I’ve always been a fan of the devil’s advocate position, but I’m a greater fan of honesty, and in that vein I have to say it—“Brokeback Mountain” is an absolutely phenomenal film, a sublime work of beauty with an ache at its core so enveloping you hardly notice it until you try to stand up at its somber end.
I would have imagined difficulty in praising the film this much, considering the gooey and ridiculous media discourse. But upon finally seeing it, all the talk seems trivial. It’s an unexpectedly complex rumination on love and sexuality in a uniquely American context, where the tangible beauty of our mythic West collides with the hidden sores of a repressive social order. Lee’s film is incredibly literary, stunningly photographed, and features flawless performances from its typically unimpressive cast.
The film’s screenplay is its greatest strength, despite its relative simplicity. Based on a short story by Annie Proulx and adapted by Larry McMurtry and Diana Ossana, the film has a literary punch rarely seen in Hollywood films. The dialogue is limited but pointed, and the script is more interested in calling up powerful symbols (the men’s shirts, Ennis’s mailbox) rather than unwieldy monologues to dramatize the characters’ grief.
McMurtry and Ossana made the smart decision to give incredible freedom to Lee and his actors. More is said on Anne Hathaway’s face in her last scene than the sum of all the film’s naturalistic and appropriately sparse dialogue.
Its lazy passage of time illuminates the characters’ cyclical misery as well. The plot jumps from year to year without the use of intertitles, as if the pain of Jack (Jake Gyllenhaal) and Ennis’ (Heath Ledger) thwarted love exists on a continuum parallel to the emptiness of the Western skylines that dominate the film. If “Brokeback Mountain” says anything about rural America, it shows us that the dusty landscapes are crammed with repression and fear.
Ledger, Gyllenhaal, Hathaway, and Dawson’s Creek starlet Michelle Williams all give exceptional performances, particularly considering their anemic previous appearances. Williams is especially remarkable as Ennis’s wife, a character who is both angry at her husband’s infidelity and sympathetic for the trap he’s in. The acting isn’t as “daring” as you might have heard, but this is hardly a fault. The performances are very committed, and never showy.

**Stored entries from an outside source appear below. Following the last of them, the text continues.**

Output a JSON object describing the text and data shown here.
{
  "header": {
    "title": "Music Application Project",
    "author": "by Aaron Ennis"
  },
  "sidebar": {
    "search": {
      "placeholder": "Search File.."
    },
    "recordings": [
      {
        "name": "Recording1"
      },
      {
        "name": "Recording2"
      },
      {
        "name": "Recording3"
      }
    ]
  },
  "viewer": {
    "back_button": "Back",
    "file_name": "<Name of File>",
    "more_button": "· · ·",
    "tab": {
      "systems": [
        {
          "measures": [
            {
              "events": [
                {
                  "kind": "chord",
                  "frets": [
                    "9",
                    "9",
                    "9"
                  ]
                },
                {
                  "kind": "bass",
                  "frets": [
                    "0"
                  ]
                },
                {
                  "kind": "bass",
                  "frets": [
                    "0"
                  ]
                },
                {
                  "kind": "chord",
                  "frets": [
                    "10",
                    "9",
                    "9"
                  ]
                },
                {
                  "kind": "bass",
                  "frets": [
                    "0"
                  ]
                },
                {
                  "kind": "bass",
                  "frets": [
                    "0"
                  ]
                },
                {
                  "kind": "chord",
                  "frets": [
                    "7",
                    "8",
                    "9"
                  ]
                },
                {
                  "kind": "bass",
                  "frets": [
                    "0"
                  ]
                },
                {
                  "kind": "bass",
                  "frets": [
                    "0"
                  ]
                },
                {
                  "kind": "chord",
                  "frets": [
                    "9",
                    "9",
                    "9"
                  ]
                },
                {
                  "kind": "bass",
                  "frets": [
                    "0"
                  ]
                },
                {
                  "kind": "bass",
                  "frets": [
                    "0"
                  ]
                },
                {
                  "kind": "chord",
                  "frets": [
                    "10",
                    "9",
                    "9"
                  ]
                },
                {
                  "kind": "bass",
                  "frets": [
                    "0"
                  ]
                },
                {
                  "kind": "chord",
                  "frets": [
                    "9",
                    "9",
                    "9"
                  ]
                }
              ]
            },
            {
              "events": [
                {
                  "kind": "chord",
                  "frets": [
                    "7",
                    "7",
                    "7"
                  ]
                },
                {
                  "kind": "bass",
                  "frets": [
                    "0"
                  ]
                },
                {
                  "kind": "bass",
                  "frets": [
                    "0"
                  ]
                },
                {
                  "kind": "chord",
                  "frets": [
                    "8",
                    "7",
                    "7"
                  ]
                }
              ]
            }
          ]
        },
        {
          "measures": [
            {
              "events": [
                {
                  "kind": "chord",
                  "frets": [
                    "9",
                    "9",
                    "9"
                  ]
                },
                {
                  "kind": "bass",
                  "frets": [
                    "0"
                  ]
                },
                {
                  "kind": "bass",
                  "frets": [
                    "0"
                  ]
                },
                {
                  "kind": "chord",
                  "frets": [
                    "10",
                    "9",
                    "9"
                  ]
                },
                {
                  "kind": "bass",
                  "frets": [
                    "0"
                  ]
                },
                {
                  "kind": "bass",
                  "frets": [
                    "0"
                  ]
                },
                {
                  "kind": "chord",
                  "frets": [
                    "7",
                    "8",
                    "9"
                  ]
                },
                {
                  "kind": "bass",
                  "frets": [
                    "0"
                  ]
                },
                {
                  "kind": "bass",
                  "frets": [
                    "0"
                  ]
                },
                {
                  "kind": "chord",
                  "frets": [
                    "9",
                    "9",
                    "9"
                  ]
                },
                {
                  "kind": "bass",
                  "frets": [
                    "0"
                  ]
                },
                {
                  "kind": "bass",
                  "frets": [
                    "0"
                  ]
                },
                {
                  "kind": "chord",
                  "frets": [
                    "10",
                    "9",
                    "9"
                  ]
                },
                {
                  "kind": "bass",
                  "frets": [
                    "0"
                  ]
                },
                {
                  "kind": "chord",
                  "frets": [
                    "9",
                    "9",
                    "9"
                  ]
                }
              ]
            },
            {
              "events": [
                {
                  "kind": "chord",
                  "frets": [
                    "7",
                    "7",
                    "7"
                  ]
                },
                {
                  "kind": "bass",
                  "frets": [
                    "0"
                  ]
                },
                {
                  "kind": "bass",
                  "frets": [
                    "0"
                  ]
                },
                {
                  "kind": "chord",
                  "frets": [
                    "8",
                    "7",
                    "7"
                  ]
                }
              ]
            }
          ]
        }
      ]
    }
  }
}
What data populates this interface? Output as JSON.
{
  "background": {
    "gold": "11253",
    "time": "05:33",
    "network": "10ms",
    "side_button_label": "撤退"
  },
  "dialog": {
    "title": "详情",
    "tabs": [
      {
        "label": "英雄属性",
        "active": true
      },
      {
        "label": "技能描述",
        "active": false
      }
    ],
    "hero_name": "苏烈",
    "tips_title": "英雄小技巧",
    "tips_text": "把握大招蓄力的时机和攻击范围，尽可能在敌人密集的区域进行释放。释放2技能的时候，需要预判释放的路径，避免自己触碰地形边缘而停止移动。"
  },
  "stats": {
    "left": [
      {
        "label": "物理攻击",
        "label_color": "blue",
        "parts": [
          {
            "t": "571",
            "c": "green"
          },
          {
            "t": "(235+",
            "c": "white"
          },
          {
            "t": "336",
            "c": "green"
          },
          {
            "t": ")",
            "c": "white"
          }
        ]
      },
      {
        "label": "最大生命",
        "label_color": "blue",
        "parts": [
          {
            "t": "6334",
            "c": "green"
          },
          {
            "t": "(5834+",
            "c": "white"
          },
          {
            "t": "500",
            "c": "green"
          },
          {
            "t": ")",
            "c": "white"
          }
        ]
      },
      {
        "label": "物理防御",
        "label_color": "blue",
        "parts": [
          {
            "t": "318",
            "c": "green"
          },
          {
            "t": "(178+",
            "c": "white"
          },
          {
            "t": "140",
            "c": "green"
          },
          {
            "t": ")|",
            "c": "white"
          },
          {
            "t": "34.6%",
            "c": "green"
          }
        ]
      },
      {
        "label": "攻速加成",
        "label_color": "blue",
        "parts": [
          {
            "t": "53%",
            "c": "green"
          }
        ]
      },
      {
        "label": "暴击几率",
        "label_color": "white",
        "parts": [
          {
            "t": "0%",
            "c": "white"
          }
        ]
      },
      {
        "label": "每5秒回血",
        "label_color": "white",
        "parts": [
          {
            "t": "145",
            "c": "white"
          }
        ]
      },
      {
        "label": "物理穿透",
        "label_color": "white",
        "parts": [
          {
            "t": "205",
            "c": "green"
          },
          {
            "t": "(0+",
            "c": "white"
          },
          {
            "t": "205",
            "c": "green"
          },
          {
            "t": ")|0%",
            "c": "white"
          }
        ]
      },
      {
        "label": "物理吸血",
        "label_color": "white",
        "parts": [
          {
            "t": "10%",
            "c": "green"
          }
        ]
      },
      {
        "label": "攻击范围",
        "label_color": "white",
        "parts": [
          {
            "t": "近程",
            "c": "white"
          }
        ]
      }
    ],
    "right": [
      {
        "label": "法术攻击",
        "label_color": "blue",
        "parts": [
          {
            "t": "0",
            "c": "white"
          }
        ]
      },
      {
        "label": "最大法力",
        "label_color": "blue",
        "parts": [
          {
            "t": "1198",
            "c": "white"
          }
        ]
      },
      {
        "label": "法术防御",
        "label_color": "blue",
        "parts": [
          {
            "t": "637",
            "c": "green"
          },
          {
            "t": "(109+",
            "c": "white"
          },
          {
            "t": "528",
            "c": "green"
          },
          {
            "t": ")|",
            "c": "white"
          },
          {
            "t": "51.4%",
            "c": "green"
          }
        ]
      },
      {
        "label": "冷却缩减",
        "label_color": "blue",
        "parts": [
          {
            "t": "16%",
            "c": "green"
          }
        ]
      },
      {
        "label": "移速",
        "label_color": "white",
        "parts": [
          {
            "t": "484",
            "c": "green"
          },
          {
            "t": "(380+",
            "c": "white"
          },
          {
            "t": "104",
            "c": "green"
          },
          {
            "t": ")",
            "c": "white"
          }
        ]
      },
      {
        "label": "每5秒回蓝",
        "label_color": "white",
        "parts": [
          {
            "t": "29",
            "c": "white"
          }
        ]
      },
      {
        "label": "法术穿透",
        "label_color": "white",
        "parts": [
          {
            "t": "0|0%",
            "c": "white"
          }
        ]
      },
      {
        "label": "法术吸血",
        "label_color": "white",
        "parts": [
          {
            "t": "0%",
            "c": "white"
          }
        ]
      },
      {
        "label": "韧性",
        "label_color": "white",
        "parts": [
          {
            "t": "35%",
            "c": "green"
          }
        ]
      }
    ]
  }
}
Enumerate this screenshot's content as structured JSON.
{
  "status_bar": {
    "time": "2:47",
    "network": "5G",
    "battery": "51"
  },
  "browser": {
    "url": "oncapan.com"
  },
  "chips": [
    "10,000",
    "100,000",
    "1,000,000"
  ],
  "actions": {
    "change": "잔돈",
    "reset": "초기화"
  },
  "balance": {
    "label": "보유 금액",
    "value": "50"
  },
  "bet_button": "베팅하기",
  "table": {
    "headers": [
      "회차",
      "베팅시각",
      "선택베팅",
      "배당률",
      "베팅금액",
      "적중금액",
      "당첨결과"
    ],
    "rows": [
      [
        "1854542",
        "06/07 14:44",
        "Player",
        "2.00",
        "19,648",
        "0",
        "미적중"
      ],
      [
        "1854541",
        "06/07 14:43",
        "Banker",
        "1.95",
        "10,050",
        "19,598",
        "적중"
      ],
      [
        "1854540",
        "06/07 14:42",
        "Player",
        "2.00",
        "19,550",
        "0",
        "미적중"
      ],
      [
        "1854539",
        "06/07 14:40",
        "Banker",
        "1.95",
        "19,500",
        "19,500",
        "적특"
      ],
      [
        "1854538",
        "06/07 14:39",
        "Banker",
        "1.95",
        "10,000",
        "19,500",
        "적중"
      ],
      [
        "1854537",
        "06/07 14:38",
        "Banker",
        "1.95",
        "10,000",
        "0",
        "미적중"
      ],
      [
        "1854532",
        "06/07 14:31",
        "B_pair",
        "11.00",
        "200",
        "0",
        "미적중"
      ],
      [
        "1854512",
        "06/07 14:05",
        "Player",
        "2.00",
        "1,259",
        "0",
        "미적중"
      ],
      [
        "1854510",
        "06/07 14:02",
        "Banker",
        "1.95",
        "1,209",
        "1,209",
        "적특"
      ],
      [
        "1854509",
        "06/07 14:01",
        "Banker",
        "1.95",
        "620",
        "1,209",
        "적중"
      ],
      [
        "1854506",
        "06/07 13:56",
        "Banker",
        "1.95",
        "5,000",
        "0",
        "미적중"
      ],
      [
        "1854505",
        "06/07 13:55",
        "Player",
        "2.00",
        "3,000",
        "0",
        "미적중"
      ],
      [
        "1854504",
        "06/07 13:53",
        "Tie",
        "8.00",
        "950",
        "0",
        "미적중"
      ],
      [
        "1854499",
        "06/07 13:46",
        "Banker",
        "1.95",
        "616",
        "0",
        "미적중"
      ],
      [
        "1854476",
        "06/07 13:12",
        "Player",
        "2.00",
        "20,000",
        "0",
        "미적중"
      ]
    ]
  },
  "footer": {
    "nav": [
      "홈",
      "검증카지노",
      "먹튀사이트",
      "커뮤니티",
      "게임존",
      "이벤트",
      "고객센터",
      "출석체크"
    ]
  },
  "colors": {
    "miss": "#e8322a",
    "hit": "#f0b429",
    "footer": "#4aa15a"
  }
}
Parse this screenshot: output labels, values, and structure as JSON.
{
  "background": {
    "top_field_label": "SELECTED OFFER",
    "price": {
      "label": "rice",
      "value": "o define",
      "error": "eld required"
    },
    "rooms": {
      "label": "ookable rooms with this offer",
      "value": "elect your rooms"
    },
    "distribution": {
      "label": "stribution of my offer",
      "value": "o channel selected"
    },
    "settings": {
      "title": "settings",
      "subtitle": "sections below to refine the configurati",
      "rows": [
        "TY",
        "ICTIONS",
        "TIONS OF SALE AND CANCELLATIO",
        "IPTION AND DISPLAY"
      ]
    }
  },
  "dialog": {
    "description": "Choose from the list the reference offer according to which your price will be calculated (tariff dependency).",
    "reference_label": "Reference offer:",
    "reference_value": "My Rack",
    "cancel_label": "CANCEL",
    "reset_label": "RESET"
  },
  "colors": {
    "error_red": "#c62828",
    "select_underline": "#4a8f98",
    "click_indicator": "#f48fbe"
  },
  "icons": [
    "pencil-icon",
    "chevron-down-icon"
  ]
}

“Brokeback Mountain” this week has picked up the top prize from the Los Angeles, New York, and Boston Film Critics Circles, and garnered seven Golden Globe nominations. Perhaps for the first time in recent memory we can say a film is truly deserving of these accolades. Fear not—the “Big Gay Movie” is a rousing success. So much so that you’ll probably start calling it by its actual name.